Flexibility / Agility
In
traditional development projects, we write a big spec up-front and then tell
business owners how expensive it is to change anything, particularly as the
project goes on. In fear of scope creep and a never-ending project, we resist
changes and put people through a change control committee to keep them to the
essential minimum. Agile development principles are different. In agile
development, change is accepted. In fact, it’s expected. Because the one thing
that’s certain in life is change. Instead the timescale is fixed and
requirements emerge and evolve as the product is developed. Of course for this
to work, it’s imperative to have an actively involved stakeholder who
understands this concept and makes the necessary trade-off decisions, trading
existing scope for new.
7.
Cost Control
The
above approach of fixed timescales and evolving requirements enables a fixed
budget. The scope of the product and its features are variable, rather than the
cost.
8.
Business Engagement/Customer Satisfaction
The
active involvement of a user representative and/or product owner, the high
visibility of the product and progress, and the flexibility to change when
change is needed, create much better business engagement and customer
satisfaction. This is an important benefit that can create much more positive
and enduring working relationships.
9.
Right Product
Above
all other points, the ability for agile development requirements to emerge and
evolve, and the ability to embrace change (with the appropriate trade-offs), the
team build the right product. It’s all too common in more traditional projects
to deliver a “successful” project in IT terms and find that the product is not
what was expected, needed or hoped for.
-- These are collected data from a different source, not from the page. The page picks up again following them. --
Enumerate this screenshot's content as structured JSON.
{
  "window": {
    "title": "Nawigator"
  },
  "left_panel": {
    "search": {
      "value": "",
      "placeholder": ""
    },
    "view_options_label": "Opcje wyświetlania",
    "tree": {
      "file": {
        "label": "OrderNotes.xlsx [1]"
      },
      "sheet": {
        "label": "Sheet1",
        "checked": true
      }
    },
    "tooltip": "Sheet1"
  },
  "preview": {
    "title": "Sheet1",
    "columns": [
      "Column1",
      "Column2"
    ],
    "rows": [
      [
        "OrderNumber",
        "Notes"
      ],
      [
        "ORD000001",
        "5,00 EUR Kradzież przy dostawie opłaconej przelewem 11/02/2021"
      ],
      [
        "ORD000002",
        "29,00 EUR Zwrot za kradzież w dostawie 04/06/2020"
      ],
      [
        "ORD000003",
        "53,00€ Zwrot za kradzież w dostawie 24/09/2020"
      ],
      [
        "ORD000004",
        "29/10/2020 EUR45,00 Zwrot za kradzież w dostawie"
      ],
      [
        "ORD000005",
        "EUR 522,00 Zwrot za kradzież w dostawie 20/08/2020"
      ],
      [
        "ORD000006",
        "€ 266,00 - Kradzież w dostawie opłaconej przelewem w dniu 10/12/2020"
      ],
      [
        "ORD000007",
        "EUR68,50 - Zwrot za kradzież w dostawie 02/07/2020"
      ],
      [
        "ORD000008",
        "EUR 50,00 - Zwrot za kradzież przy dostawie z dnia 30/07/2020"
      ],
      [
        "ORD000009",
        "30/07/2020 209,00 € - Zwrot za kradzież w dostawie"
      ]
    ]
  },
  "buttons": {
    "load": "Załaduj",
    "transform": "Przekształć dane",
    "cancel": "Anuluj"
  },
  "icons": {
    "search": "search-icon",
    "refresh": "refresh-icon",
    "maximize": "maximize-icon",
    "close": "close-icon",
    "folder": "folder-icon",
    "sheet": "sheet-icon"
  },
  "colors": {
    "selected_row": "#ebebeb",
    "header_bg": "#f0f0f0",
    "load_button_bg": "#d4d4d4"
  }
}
In agile development, the emphasis is
absolutely on building the right product.
10.
More Enjoyable!
The
active involvement, cooperation and collaboration make agile development teams
a much more enjoyable place for most people. Instead of big specs, we discuss
requirements in workshops. Instead of lengthy status reports, we collaborate
around a task-board discussing progress. Instead of long project plans and
change management committees, we discuss what’s right for the product and
project and the team is empowered to make decisions. In my experience this makes
it a much more rewarding approach for everyone. In turn this helps to create
highly motivated, high performance teams that are highly cooperative.